Cal se acercó a ellos casi a rastras y se lanzó de inmediato a un pormenorizado
relato de los hechos, volviendo atrás cada vez que recordaba algo que se había dejado,
y muchas otras veces parándose del todo, incluso a mitad de una frase, para tomar
aliento antes de seguir. Después les habló de la estancia blanca con las celdas selladas
con la que se habían topado en el Bunker.
—Pero ese renegado… el que estaba vivo… ¿qué le pasaba? —preguntó Will.
—Tenía los ojos muy hinchados y la cara era horrible. La tenía llena de forúnculos
—explicó Cal—. Estoy seguro de que era una especie de enfermedad.
Will se quedó pensativo.
—Así que se trata de eso… —dijo.
—¿A qué te refieres? —terció Chester.
—Drake decía que los styx estaban probando algo aquí abajo. Quería averiguar
dónde lo hacían y para qué. Puede que sea una enfermedad.

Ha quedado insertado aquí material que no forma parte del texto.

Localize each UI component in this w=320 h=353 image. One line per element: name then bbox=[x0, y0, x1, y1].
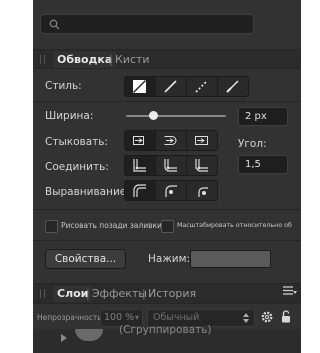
gear-icon[interactable] bbox=[261, 311, 273, 323]
properties-button[interactable]: Свойства... bbox=[45, 249, 126, 269]
scale-checkbox[interactable] bbox=[161, 220, 174, 233]
layer-thumbnail bbox=[75, 329, 103, 341]
cap-square-button[interactable] bbox=[187, 131, 217, 150]
join-round-button[interactable] bbox=[156, 156, 187, 175]
blend-mode-value: Обычный bbox=[153, 312, 200, 323]
square-cap-icon bbox=[195, 136, 208, 145]
solid-line-icon bbox=[164, 80, 177, 93]
tab-effects[interactable]: Эффекты bbox=[92, 286, 147, 302]
layer-row[interactable]: (Сгруппировать) bbox=[33, 324, 301, 353]
draw-behind-checkbox[interactable] bbox=[45, 220, 58, 233]
search-icon bbox=[49, 19, 60, 30]
style-label: Стиль: bbox=[45, 80, 82, 92]
layer-name: (Сгруппировать) bbox=[119, 324, 212, 336]
style-segmented-control bbox=[124, 76, 249, 97]
draw-behind-label: Рисовать позади заливки bbox=[61, 221, 162, 230]
panel-menu-icon[interactable] bbox=[283, 286, 297, 296]
align-inside-icon bbox=[133, 184, 146, 197]
bevel-join-icon bbox=[195, 159, 208, 172]
align-inside-button[interactable] bbox=[125, 181, 156, 200]
divider bbox=[33, 240, 301, 241]
cap-label: Стыковать: bbox=[45, 136, 108, 148]
width-field[interactable]: 2 px bbox=[238, 107, 288, 126]
tab-stroke[interactable]: Обводка bbox=[53, 52, 117, 68]
angle-label: Угол: bbox=[238, 138, 267, 150]
tab-separator: | bbox=[109, 53, 113, 66]
tab-separator: | bbox=[86, 287, 90, 300]
opacity-label: Непрозрачность: bbox=[37, 313, 105, 322]
opacity-value: 100 % bbox=[104, 312, 135, 323]
tab-brushes[interactable]: Кисти bbox=[115, 52, 150, 68]
drag-grip-icon[interactable] bbox=[40, 55, 45, 64]
cap-butt-button[interactable] bbox=[125, 131, 156, 150]
brush-icon bbox=[226, 80, 239, 93]
cap-segmented-control bbox=[124, 130, 218, 151]
align-center-button[interactable] bbox=[156, 181, 187, 200]
round-cap-icon bbox=[164, 136, 177, 145]
style-none-button[interactable] bbox=[125, 77, 156, 96]
select-arrows-icon bbox=[243, 313, 249, 323]
style-brush-button[interactable] bbox=[218, 77, 248, 96]
width-slider-track[interactable] bbox=[126, 115, 226, 117]
no-stroke-icon bbox=[133, 80, 146, 93]
align-outside-icon bbox=[198, 187, 208, 197]
align-segmented-control bbox=[124, 180, 218, 201]
lock-icon[interactable] bbox=[281, 310, 291, 323]
pressure-graph[interactable] bbox=[190, 250, 271, 268]
layers-panel-header: Слои | Эффекты | История bbox=[33, 283, 301, 304]
scale-label: Масштабировать относительно об bbox=[177, 222, 292, 229]
tab-separator: | bbox=[142, 287, 146, 300]
align-outside-button[interactable] bbox=[187, 181, 217, 200]
style-dashed-button[interactable] bbox=[187, 77, 218, 96]
align-label: Выравнивание: bbox=[45, 186, 130, 198]
expand-arrow-icon[interactable] bbox=[61, 334, 67, 342]
dashed-line-icon bbox=[195, 80, 208, 93]
drag-grip-icon[interactable] bbox=[40, 289, 45, 298]
join-miter-button[interactable] bbox=[125, 156, 156, 175]
search-input[interactable] bbox=[40, 14, 254, 34]
miter-join-icon bbox=[133, 159, 146, 172]
width-label: Ширина: bbox=[45, 110, 94, 122]
divider bbox=[33, 101, 301, 102]
divider bbox=[33, 209, 301, 210]
join-bevel-button[interactable] bbox=[187, 156, 217, 175]
app-window: Обводка | Кисти Стиль: Ширина: 2 px Стык… bbox=[0, 0, 301, 353]
join-label: Соединить: bbox=[45, 161, 109, 173]
join-segmented-control bbox=[124, 155, 218, 176]
style-solid-button[interactable] bbox=[156, 77, 187, 96]
pressure-label: Нажим: bbox=[148, 253, 191, 265]
angle-field[interactable]: 1,5 bbox=[238, 155, 288, 174]
butt-cap-icon bbox=[133, 136, 144, 145]
width-slider-thumb[interactable] bbox=[148, 111, 158, 120]
tab-history[interactable]: История bbox=[148, 286, 196, 302]
stroke-panel-header: Обводка | Кисти bbox=[33, 49, 301, 69]
cap-round-button[interactable] bbox=[156, 131, 187, 150]
align-center-icon bbox=[165, 185, 177, 197]
round-join-icon bbox=[164, 159, 177, 172]
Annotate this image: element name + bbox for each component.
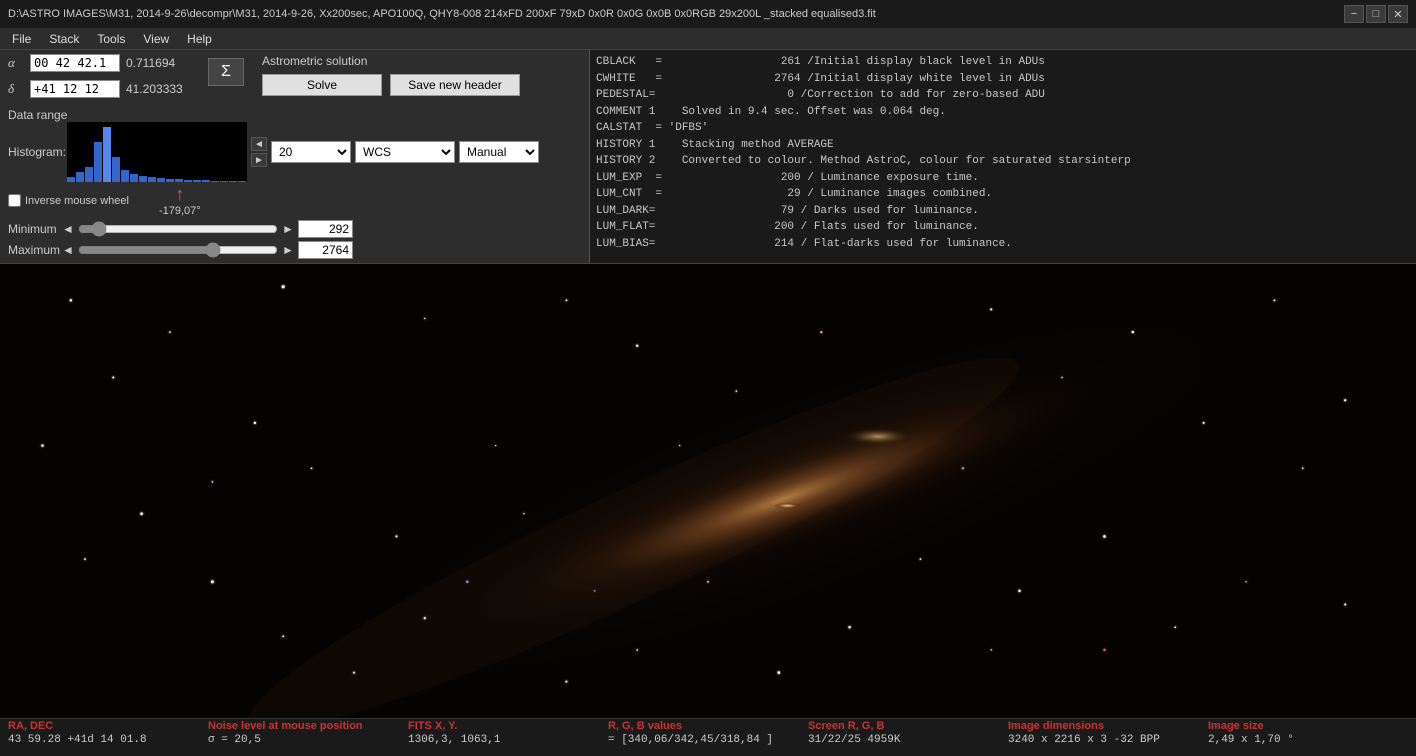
image-dim-value-section: 3240 x 2216 x 3 -32 BPP <box>1008 734 1208 746</box>
rgb-label: R, G, B values <box>608 720 682 732</box>
screen-rgb-value: 31/22/25 4959K <box>808 734 900 746</box>
ra-dec-label: RA, DEC <box>8 720 53 732</box>
rgb-value-section: = [340,06/342,45/318,84 ] <box>608 734 808 746</box>
astro-image-display <box>0 264 1416 718</box>
noise-value: σ = 20,5 <box>208 734 261 746</box>
menu-file[interactable]: File <box>4 30 39 48</box>
image-dim-label: Image dimensions <box>1008 720 1104 732</box>
image-size-label: Image size <box>1208 720 1264 732</box>
maximize-button[interactable]: □ <box>1366 5 1386 23</box>
alpha-input[interactable] <box>30 54 120 72</box>
maximum-slider[interactable] <box>78 242 278 258</box>
screen-rgb-label-section: Screen R, G, B <box>808 720 1008 732</box>
fits-xy-label-section: FITS X, Y. <box>408 720 608 732</box>
wcs-select[interactable]: WCSJ2000B1950Galactic <box>355 141 455 163</box>
fits-xy-value: 1306,3, 1063,1 <box>408 734 500 746</box>
mouse-info: ↑ -179,07° <box>159 184 201 217</box>
noise-value-section: σ = 20,5 <box>208 734 408 746</box>
menu-stack[interactable]: Stack <box>41 30 87 48</box>
close-button[interactable]: ✕ <box>1388 5 1408 23</box>
delta-input[interactable] <box>30 80 120 98</box>
alpha-label: α <box>8 55 24 71</box>
inverse-mouse-wheel-label: Inverse mouse wheel <box>25 195 129 207</box>
histogram-nav: ◄ ► <box>251 137 267 167</box>
image-size-label-section: Image size <box>1208 720 1408 732</box>
maximum-value[interactable] <box>298 241 353 259</box>
histogram-row: Histogram: <box>8 122 581 182</box>
image-dim-label-section: Image dimensions <box>1008 720 1208 732</box>
maximum-left-arrow[interactable]: ◄ <box>62 243 74 257</box>
rgb-value: = [340,06/342,45/318,84 ] <box>608 734 773 746</box>
ra-dec-value-section: 43 59.28 +41d 14 01.8 <box>8 734 208 746</box>
menu-bar: File Stack Tools View Help <box>0 28 1416 50</box>
save-header-button[interactable]: Save new header <box>390 74 520 96</box>
ra-dec-label-section: RA, DEC <box>8 720 208 732</box>
screen-rgb-value-section: 31/22/25 4959K <box>808 734 1008 746</box>
alpha-row: α 0.711694 <box>8 54 196 72</box>
delta-decimal: 41.203333 <box>126 82 196 96</box>
inverse-mouse-wheel-row: Inverse mouse wheel <box>8 194 129 207</box>
noise-label: Noise level at mouse position <box>208 720 363 732</box>
status-bar: RA, DEC Noise level at mouse position FI… <box>0 718 1416 756</box>
delta-row: δ 41.203333 <box>8 80 196 98</box>
screen-rgb-label: Screen R, G, B <box>808 720 884 732</box>
histogram-label: Histogram: <box>8 145 63 159</box>
title-bar: D:\ASTRO IMAGES\M31, 2014-9-26\decompr\M… <box>0 0 1416 28</box>
image-size-value: 2,49 x 1,70 ° <box>1208 734 1294 746</box>
alpha-decimal: 0.711694 <box>126 56 196 70</box>
minimum-value[interactable] <box>298 220 353 238</box>
data-range-section: Data range Histogram: <box>8 108 581 259</box>
image-size-value-section: 2,49 x 1,70 ° <box>1208 734 1408 746</box>
ra-dec-value: 43 59.28 +41d 14 01.8 <box>8 734 147 746</box>
inverse-mouse-wheel-checkbox[interactable] <box>8 194 21 207</box>
data-range-label: Data range <box>8 108 67 122</box>
fits-xy-label: FITS X, Y. <box>408 720 457 732</box>
menu-tools[interactable]: Tools <box>89 30 133 48</box>
rgb-label-section: R, G, B values <box>608 720 808 732</box>
mode-select[interactable]: ManualAutoSigma <box>459 141 539 163</box>
image-dim-value: 3240 x 2216 x 3 -32 BPP <box>1008 734 1160 746</box>
maximum-right-arrow[interactable]: ► <box>282 243 294 257</box>
sigma-button[interactable]: Σ <box>208 58 244 86</box>
direction-arrow: ↑ <box>175 184 184 205</box>
image-area <box>0 264 1416 718</box>
minimum-right-arrow[interactable]: ► <box>282 222 294 236</box>
minimum-left-arrow[interactable]: ◄ <box>62 222 74 236</box>
mouse-angle: -179,07° <box>159 205 201 217</box>
delta-label: δ <box>8 81 24 97</box>
histogram-next[interactable]: ► <box>251 153 267 167</box>
astrometric-label: Astrometric solution <box>262 54 520 68</box>
minimum-row: Minimum ◄ ► <box>8 220 581 238</box>
astrometric-section: Astrometric solution Solve Save new head… <box>262 54 520 96</box>
minimize-button[interactable]: − <box>1344 5 1364 23</box>
histogram-display <box>67 122 247 182</box>
noise-label-section: Noise level at mouse position <box>208 720 408 732</box>
menu-help[interactable]: Help <box>179 30 220 48</box>
menu-view[interactable]: View <box>135 30 177 48</box>
left-controls-panel: α 0.711694 δ 41.203333 Σ Astrometric sol… <box>0 50 590 263</box>
maximum-row: Maximum ◄ ► <box>8 241 581 259</box>
status-labels-row: RA, DEC Noise level at mouse position FI… <box>0 719 1416 733</box>
top-controls: α 0.711694 δ 41.203333 Σ Astrometric sol… <box>0 50 1416 264</box>
minmax-row: Minimum ◄ ► Maximum ◄ ► <box>8 220 581 259</box>
window-title: D:\ASTRO IMAGES\M31, 2014-9-26\decompr\M… <box>8 8 876 20</box>
histogram-prev[interactable]: ◄ <box>251 137 267 151</box>
fits-xy-value-section: 1306,3, 1063,1 <box>408 734 608 746</box>
display-number-select[interactable]: 20 <box>271 141 351 163</box>
window-controls: − □ ✕ <box>1344 5 1408 23</box>
minimum-slider[interactable] <box>78 221 278 237</box>
status-values-row: 43 59.28 +41d 14 01.8 σ = 20,5 1306,3, 1… <box>0 733 1416 747</box>
minimum-label: Minimum <box>8 222 58 236</box>
maximum-label: Maximum <box>8 243 58 257</box>
solve-button[interactable]: Solve <box>262 74 382 96</box>
fits-header-panel: CBLACK = 261 /Initial display black leve… <box>590 50 1416 263</box>
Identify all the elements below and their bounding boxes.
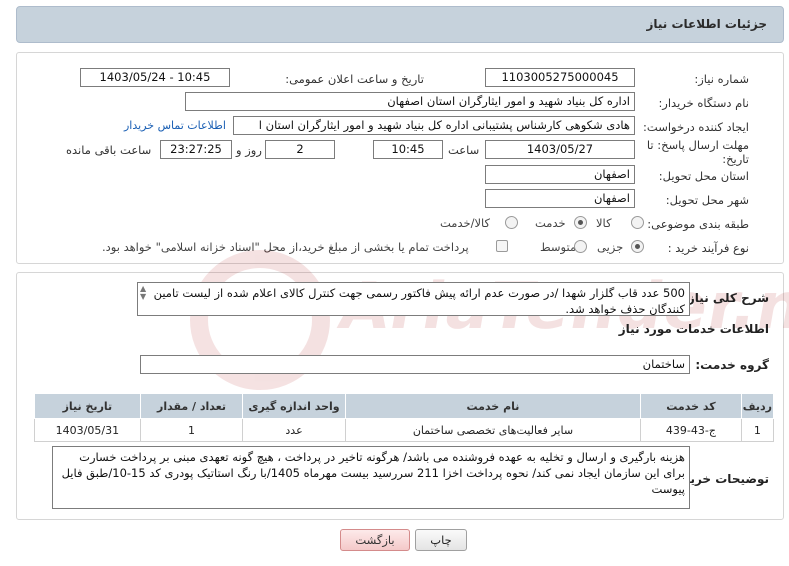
- category-option-both-label: کالا/خدمت: [440, 216, 491, 230]
- category-option-service-radio[interactable]: [574, 216, 587, 229]
- summary-label: شرح کلی نیاز:: [683, 291, 769, 305]
- province-label: استان محل تحویل:: [658, 169, 749, 183]
- service-group-field: ساختمان: [140, 355, 690, 374]
- days-label: روز و: [236, 143, 262, 157]
- treasury-payment-note: پرداخت تمام یا بخشی از مبلغ خرید،از محل …: [102, 240, 469, 254]
- need-number-label: شماره نیاز:: [694, 72, 749, 86]
- category-option-both-radio[interactable]: [505, 216, 518, 229]
- summary-text: 500 عدد قاب گلزار شهدا /در صورت عدم ارائ…: [153, 286, 685, 316]
- deadline-time-label: ساعت: [448, 143, 480, 157]
- process-option-minor-radio[interactable]: [631, 240, 644, 253]
- page-title-bar: جزئیات اطلاعات نیاز: [16, 6, 784, 43]
- service-group-label: گروه خدمت:: [695, 358, 769, 372]
- cell-need-date: 1403/05/31: [34, 418, 141, 442]
- back-button[interactable]: بازگشت: [340, 529, 410, 551]
- col-header-unit: واحد اندازه گیری: [242, 393, 346, 419]
- category-option-goods-radio[interactable]: [631, 216, 644, 229]
- process-option-minor-label: جزیی: [597, 240, 624, 254]
- services-table: ردیف کد خدمت نام خدمت واحد اندازه گیری ت…: [34, 393, 775, 442]
- summary-textarea[interactable]: 500 عدد قاب گلزار شهدا /در صورت عدم ارائ…: [137, 282, 690, 316]
- services-section-title: اطلاعات خدمات مورد نیاز: [618, 322, 769, 336]
- requester-field: هادی شکوهی کارشناس پشتیبانی اداره کل بنی…: [233, 116, 635, 135]
- city-field: اصفهان: [485, 189, 635, 208]
- remaining-label: ساعت باقی مانده: [66, 143, 152, 157]
- days-field: 2: [265, 140, 335, 159]
- process-option-medium-radio[interactable]: [574, 240, 587, 253]
- col-header-quantity: تعداد / مقدار: [139, 393, 244, 419]
- category-option-service-label: خدمت: [535, 216, 566, 230]
- cell-row-number: 1: [740, 418, 775, 442]
- col-header-service-name: نام خدمت: [344, 393, 642, 419]
- treasury-payment-checkbox[interactable]: [496, 240, 508, 252]
- buyer-contact-link[interactable]: اطلاعات تماس خریدار: [124, 119, 226, 132]
- announce-date-label: تاریخ و ساعت اعلان عمومی:: [285, 72, 424, 86]
- need-number-field: 1103005275000045: [485, 68, 635, 87]
- deadline-time-field: 10:45: [373, 140, 443, 159]
- buyer-notes-text: هزینه بارگیری و ارسال و تخلیه به عهده فر…: [61, 450, 685, 496]
- deadline-label-line2: تاریخ:: [722, 152, 749, 166]
- category-label: طبقه بندی موضوعی:: [647, 217, 749, 231]
- cell-service-name: سایر فعالیت‌های تخصصی ساختمان: [344, 418, 642, 442]
- cell-service-code: ج-43-439: [640, 418, 742, 442]
- buyer-name-label: نام دستگاه خریدار:: [658, 96, 749, 110]
- page-title: جزئیات اطلاعات نیاز: [646, 17, 767, 31]
- buyer-name-field: اداره کل بنیاد شهید و امور ایثارگران است…: [185, 92, 635, 111]
- requester-label: ایجاد کننده درخواست:: [643, 120, 749, 134]
- announce-date-field: 1403/05/24 - 10:45: [80, 68, 230, 87]
- deadline-date-field: 1403/05/27: [485, 140, 635, 159]
- table-row: 1 ج-43-439 سایر فعالیت‌های تخصصی ساختمان…: [34, 418, 775, 442]
- table-header-row: ردیف کد خدمت نام خدمت واحد اندازه گیری ت…: [34, 393, 775, 419]
- cell-unit: عدد: [242, 418, 346, 442]
- category-option-goods-label: کالا: [596, 216, 612, 230]
- city-label: شهر محل تحویل:: [665, 193, 749, 207]
- remaining-time-field: 23:27:25: [160, 140, 232, 159]
- province-field: اصفهان: [485, 165, 635, 184]
- scroll-arrows-icon[interactable]: ▲ ▼: [140, 285, 146, 301]
- col-header-need-date: تاریخ نیاز: [34, 393, 141, 419]
- cell-quantity: 1: [139, 418, 244, 442]
- col-header-service-code: کد خدمت: [640, 393, 742, 419]
- process-type-label: نوع فرآیند خرید :: [667, 241, 749, 255]
- col-header-row-number: ردیف: [740, 393, 775, 419]
- process-option-medium-label: متوسط: [540, 240, 577, 254]
- deadline-label-line1: مهلت ارسال پاسخ: تا: [646, 138, 749, 152]
- print-button[interactable]: چاپ: [415, 529, 467, 551]
- buyer-notes-textarea[interactable]: هزینه بارگیری و ارسال و تخلیه به عهده فر…: [52, 446, 690, 509]
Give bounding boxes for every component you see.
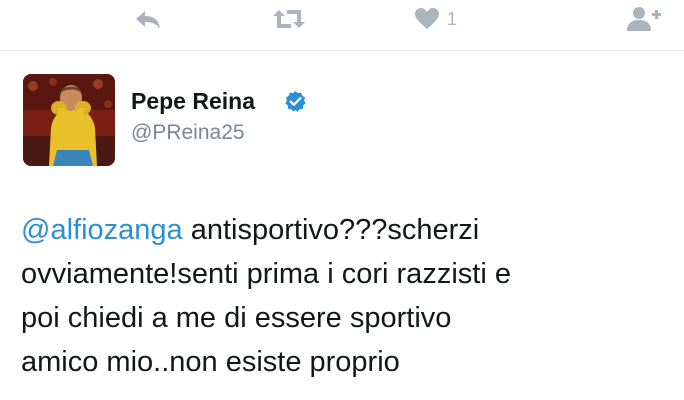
user-display-name[interactable]: Pepe Reina	[131, 87, 255, 115]
reply-button[interactable]	[133, 6, 163, 32]
verified-badge-icon	[285, 90, 306, 112]
retweet-icon	[273, 10, 305, 28]
heart-icon	[415, 8, 439, 29]
follow-button[interactable]	[626, 6, 662, 32]
retweet-button[interactable]	[272, 6, 306, 32]
profile-photo	[23, 74, 115, 166]
divider	[0, 50, 684, 51]
mention-link[interactable]: @alfiozanga	[21, 214, 183, 246]
tweet-detail-screen: 1 Pepe Reina @PReina25 @alfiozanga antis…	[0, 0, 684, 400]
tweet-action-bar: 1	[0, 0, 684, 46]
tweet-text: @alfiozanga antisportivo???scherzi ovvia…	[21, 208, 671, 384]
tweet-line: @alfiozanga antisportivo???scherzi	[21, 208, 671, 252]
follow-user-icon	[627, 7, 661, 31]
tweet-line: amico mio..non esiste proprio	[21, 346, 400, 378]
reply-icon	[136, 11, 160, 29]
tweet-line: poi chiedi a me di essere sportivo	[21, 302, 452, 334]
like-count: 1	[447, 9, 458, 29]
tweet-line: ovviamente!senti prima i cori razzisti e	[21, 258, 511, 290]
user-handle[interactable]: @PReina25	[131, 120, 245, 146]
tweet-text-segment: antisportivo???scherzi	[182, 214, 480, 246]
avatar[interactable]	[23, 74, 115, 166]
like-button[interactable]: 1	[414, 6, 457, 32]
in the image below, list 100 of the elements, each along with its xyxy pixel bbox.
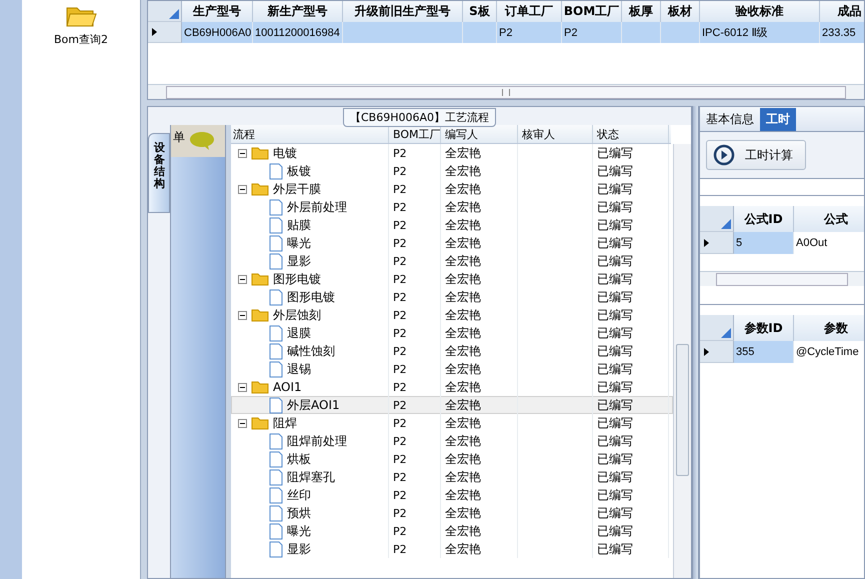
collapse-icon[interactable]	[238, 184, 247, 194]
table-cell: 已编写	[593, 468, 669, 486]
document-icon	[269, 360, 283, 378]
panel-caption: 【CB69H006A0】工艺流程	[343, 108, 496, 127]
tree-item[interactable]: 曝光	[287, 522, 311, 540]
column-header[interactable]: 流程	[231, 125, 389, 143]
table-cell: 已编写	[593, 198, 669, 216]
table-cell: P2	[389, 540, 441, 558]
horizontal-scrollbar[interactable]	[700, 271, 864, 286]
table-cell: P2	[389, 270, 441, 288]
collapse-icon[interactable]	[238, 148, 247, 158]
sort-corner-icon	[169, 9, 179, 19]
collapse-icon[interactable]	[238, 382, 247, 392]
tree-item[interactable]: 外层AOI1	[287, 396, 340, 414]
tree-item[interactable]: 贴膜	[287, 216, 311, 234]
table-cell: CB69H006A0	[182, 22, 253, 43]
tree-item[interactable]: 退膜	[287, 324, 311, 342]
column-header[interactable]: 参数	[794, 315, 864, 341]
tree-item[interactable]: 碱性蚀刻	[287, 342, 335, 360]
side-tab[interactable]: 设备结构	[148, 133, 170, 213]
document-icon	[269, 234, 283, 252]
collapse-icon[interactable]	[238, 310, 247, 320]
row-pointer-icon	[152, 28, 157, 36]
vertical-scrollbar[interactable]	[673, 144, 691, 578]
tree-item[interactable]: 阻焊前处理	[287, 432, 347, 450]
splitter-handle[interactable]	[692, 106, 699, 579]
document-icon	[269, 396, 283, 414]
document-icon	[269, 288, 283, 306]
table-cell: P2	[389, 450, 441, 468]
tree-item[interactable]: 曝光	[287, 234, 311, 252]
tree-item[interactable]: 退锡	[287, 360, 311, 378]
table-cell: P2	[389, 360, 441, 378]
table-cell: 全宏艳	[441, 198, 518, 216]
table-cell: P2	[389, 468, 441, 486]
tree-item[interactable]: 烘板	[287, 450, 311, 468]
table-cell: 已编写	[593, 414, 669, 432]
column-header[interactable]: 公式	[794, 206, 864, 232]
column-header[interactable]: 编写人	[441, 125, 518, 143]
tree-item[interactable]: 丝印	[287, 486, 311, 504]
table-cell: 已编写	[593, 540, 669, 558]
table-cell: P2	[389, 342, 441, 360]
table-cell: 已编写	[593, 234, 669, 252]
tree-item[interactable]: 显影	[287, 252, 311, 270]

Con un leve encogimiento de hombros, Cal prosiguió contando cómo habían
escapado por los tubos de lava, y de pronto se quedó sin voz.
—Drake podía haber huido, pero no lo hizo, para que Elliott y yo tuviéramos una
posibilidad. Fue como… como cuando el tío Tam se quedó allí…
—Puede que no haya muerto —dijo la voz de Elliott, silenciando la de Cal. Estaba
impregnada de una mezcla de ira y pena.
Asombrados por aquella declaración, los tres la miraron. Estaba en pie, al borde
del claro.
—Nos pillaron desprevenidos, pero los Limitadores disparaban a herir, no lo
hacían a matar. Si hubieran querido matarnos, ni nos hubiéramos enterado. —Se
volvió para mirar de frente a Will, dirigiéndole una mirada de intenso reproche—.
Pero ¿por qué nos querían coger vivos? Explícamelo, Will.
Todos los ojos se dirigieron a él, pero el chico negaba con la cabeza.
—Vamos, ¿qué motivo tienen? —insistió ella en voz baja pero amenazante.